Hydnotryopsis setchellii was described from a collection with no specific details for location beyond “California” (Gilkey 1916).
Choiromyces setchellii (Gilkey) Gilkey and Choiromyces ellipsosporus Gilkey (as Choeromyces ellipsosporus) are synonyms.
Hydnotryopsis setchellii is a rare and poorly known species, with most known populations in the Sierra Nevada of California, with historic collections from the San Francisco Bay Area; also reported from southern Oregon, and a single collection in Utah.
Currently know from 11 locations; many of which are quite disjunct. They include historic collections from the Bay Area of California, USA; but no collections have come from this area in over a hundred years. Scattered throughout the Sierra Nevada mountains, three collections from the Siskiyou Mountains in southern Oregon, and a report from Utah.

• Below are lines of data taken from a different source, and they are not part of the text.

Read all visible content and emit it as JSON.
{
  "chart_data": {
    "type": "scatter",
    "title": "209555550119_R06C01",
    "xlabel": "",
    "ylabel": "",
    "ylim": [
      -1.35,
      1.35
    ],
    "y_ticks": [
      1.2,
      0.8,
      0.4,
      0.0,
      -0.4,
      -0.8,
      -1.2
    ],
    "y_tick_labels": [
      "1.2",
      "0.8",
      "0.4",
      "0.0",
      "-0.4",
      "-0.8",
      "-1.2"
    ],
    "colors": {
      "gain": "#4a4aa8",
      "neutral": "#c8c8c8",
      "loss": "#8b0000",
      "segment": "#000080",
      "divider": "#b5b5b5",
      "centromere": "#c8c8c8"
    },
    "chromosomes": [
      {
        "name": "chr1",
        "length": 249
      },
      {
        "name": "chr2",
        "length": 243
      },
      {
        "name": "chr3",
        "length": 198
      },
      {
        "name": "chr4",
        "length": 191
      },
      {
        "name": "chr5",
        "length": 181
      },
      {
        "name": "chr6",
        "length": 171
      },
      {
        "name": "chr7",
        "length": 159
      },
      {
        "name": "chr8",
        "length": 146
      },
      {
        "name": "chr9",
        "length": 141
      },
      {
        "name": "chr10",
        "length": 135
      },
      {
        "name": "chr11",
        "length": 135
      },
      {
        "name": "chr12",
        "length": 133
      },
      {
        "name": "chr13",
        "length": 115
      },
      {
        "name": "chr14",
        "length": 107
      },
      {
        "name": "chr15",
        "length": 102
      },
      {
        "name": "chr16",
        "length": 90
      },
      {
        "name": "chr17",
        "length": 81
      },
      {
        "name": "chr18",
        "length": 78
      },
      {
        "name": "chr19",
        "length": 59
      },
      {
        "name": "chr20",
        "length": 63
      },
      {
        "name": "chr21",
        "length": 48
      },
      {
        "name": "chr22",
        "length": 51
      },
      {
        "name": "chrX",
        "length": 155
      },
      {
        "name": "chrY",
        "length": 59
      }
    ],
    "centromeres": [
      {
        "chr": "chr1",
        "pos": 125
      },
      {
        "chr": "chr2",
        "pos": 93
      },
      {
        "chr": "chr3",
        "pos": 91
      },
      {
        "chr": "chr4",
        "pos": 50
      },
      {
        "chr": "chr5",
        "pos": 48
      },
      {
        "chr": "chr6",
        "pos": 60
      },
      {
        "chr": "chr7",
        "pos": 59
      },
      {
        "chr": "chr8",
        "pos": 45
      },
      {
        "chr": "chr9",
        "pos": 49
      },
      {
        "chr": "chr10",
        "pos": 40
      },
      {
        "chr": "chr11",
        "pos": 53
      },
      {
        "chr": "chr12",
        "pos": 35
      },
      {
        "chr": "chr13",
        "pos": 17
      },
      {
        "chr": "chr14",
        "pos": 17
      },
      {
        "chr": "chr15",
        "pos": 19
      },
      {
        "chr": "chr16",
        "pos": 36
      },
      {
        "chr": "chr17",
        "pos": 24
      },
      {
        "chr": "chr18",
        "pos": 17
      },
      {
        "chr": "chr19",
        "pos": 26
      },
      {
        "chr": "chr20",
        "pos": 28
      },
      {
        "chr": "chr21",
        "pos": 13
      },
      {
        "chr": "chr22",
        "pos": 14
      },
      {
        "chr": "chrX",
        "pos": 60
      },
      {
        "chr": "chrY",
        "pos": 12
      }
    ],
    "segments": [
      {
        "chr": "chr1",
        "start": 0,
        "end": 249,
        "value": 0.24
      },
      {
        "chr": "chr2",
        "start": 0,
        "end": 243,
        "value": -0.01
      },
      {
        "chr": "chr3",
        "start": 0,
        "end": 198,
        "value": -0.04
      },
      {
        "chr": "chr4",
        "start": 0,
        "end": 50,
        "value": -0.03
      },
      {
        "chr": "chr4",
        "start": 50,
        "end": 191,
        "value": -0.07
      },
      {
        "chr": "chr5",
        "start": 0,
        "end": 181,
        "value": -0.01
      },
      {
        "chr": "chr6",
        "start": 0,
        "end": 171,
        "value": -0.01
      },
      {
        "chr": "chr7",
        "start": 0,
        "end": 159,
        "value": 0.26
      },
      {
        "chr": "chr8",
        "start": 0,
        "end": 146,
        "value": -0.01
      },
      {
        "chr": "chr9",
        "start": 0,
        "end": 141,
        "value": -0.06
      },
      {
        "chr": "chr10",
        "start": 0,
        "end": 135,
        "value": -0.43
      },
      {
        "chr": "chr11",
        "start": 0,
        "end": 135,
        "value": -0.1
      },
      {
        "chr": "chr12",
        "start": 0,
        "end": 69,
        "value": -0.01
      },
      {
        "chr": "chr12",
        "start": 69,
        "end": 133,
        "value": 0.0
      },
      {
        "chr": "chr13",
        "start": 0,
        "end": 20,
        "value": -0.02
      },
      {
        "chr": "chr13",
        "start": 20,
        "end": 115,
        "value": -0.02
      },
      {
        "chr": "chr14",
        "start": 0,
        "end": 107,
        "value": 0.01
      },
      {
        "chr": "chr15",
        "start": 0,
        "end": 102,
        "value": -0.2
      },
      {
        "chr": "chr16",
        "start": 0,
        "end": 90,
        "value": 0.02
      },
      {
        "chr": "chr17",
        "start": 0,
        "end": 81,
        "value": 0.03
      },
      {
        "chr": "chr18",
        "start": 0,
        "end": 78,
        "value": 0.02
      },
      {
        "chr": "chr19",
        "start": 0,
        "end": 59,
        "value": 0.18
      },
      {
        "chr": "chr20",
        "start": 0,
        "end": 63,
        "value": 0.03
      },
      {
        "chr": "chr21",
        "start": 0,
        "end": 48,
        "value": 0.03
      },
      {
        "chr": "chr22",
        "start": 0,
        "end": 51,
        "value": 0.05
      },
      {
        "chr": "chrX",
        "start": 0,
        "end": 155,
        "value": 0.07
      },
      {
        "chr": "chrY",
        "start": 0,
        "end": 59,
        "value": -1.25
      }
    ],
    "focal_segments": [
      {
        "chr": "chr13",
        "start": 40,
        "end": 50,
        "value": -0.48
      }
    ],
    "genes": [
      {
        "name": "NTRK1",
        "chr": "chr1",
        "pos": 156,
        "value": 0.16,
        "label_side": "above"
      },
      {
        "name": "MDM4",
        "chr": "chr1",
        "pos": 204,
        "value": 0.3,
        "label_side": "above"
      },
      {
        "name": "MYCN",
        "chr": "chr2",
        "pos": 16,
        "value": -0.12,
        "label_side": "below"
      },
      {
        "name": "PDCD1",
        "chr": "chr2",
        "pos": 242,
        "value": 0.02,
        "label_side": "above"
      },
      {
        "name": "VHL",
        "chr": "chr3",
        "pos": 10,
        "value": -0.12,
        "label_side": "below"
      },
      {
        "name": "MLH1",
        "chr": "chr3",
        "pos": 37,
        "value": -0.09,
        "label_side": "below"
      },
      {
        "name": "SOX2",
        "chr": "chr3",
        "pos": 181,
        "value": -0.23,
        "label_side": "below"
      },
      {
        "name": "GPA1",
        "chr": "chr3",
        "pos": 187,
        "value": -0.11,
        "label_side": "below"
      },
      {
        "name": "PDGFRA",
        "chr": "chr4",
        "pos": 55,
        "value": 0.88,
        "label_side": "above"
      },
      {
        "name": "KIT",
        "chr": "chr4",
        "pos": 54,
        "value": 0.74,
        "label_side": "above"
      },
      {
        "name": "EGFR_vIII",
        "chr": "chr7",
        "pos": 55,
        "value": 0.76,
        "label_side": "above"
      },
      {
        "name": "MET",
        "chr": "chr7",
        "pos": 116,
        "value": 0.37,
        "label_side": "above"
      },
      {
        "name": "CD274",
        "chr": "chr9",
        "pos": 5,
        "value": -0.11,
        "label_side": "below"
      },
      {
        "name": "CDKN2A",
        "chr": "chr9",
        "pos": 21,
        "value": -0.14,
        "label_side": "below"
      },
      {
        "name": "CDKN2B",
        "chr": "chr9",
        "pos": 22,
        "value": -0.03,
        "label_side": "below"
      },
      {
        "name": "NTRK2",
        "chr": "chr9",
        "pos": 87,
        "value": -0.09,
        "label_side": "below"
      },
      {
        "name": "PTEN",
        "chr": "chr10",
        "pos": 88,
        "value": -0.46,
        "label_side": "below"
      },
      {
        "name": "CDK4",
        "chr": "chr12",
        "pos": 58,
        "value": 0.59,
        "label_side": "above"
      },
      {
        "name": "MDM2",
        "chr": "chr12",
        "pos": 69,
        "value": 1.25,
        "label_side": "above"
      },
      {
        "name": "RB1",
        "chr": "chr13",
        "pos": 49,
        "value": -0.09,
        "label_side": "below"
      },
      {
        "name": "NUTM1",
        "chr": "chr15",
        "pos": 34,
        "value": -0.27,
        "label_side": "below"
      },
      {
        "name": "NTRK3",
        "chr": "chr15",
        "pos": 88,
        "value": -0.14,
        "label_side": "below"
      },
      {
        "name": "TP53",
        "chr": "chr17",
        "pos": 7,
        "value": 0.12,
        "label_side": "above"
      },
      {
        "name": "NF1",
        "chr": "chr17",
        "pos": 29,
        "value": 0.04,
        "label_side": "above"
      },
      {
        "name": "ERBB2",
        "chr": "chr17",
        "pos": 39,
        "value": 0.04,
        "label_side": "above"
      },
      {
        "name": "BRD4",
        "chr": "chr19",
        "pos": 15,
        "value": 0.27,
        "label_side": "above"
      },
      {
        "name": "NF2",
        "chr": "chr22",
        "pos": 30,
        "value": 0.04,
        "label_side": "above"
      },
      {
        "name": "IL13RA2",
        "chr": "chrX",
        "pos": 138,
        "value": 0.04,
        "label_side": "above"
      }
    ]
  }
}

Currently known from 11 widespread locations in western USA. Three of the eight California collections are historic, (late 1800’s/early 1900’s) (Mycoportal 2020), and despite efforts to recollect it from the Guadeloupe Mines area (one of the historic sites), it has not been found (Siegel et al. 2019). Three more recent collections come from southern Oregon, in the Medford-Ashland area in oak woodlands.
This species appears to be rare, but widespread in both lower elevation oak woodlands, and higher elevation conifer forests; however too little is known about it to assess trends.
Population Trend: Uncertain
Hypogeous, solitary or scattered, buried in duff or soil. Most likely ectomycorrhizal. Collections come from a number of different habitats, and most have oaks (Quercus garryana, Q. kelloggii and Q. agrifolia) as the dominant tree species, a few have Douglas-fir (Pseudotsuga menziesii) and Madrone (Arbutus menziesii) mixed in with the oaks. Many of the Sierra Nevada sites are mixed conifer forests dominated by White fir (Abies concolor). The Utah collection came from an Engelmann Spruce (Picea engelmannii) forest. Fruiting in spring and summer. This species is dependent on mycophagy (primarily eaten by small mammals) for spore dispersal.
Loss of habitat due to development and urban sprawl in the Sierra Nevada foothills and Silicon Valley. Prolonged droughts and decades of fire suppression have drastically altered western montane forests, leading to thicker, denser, Abies dominated forests. As a result, hotter, stand replacing fires (rather than patchwork and understory burns) are commonplace, altering appropriate habitat drastically, and making it ill-suited for this species.
Targeted surveys for this species, especially in the Sierra Nevada, to see if it’s rare or under reported.
Gilkey, H.M. 1916. A revision of the Tuberales of California. University of California Publications in Botany 6: 275–356
MyCoPortal. 2020. Mycology Collections Portal. Available at: http://mycoportal.org
Siegel, N., Vellinga, E.C., Schwarz, C., Castellano, M.A. and Ikeda, D. 2019. A Field Guide to the Rare Fungi of California’s National Forests. Bookmobile: Minneapolis, MN. 313 p.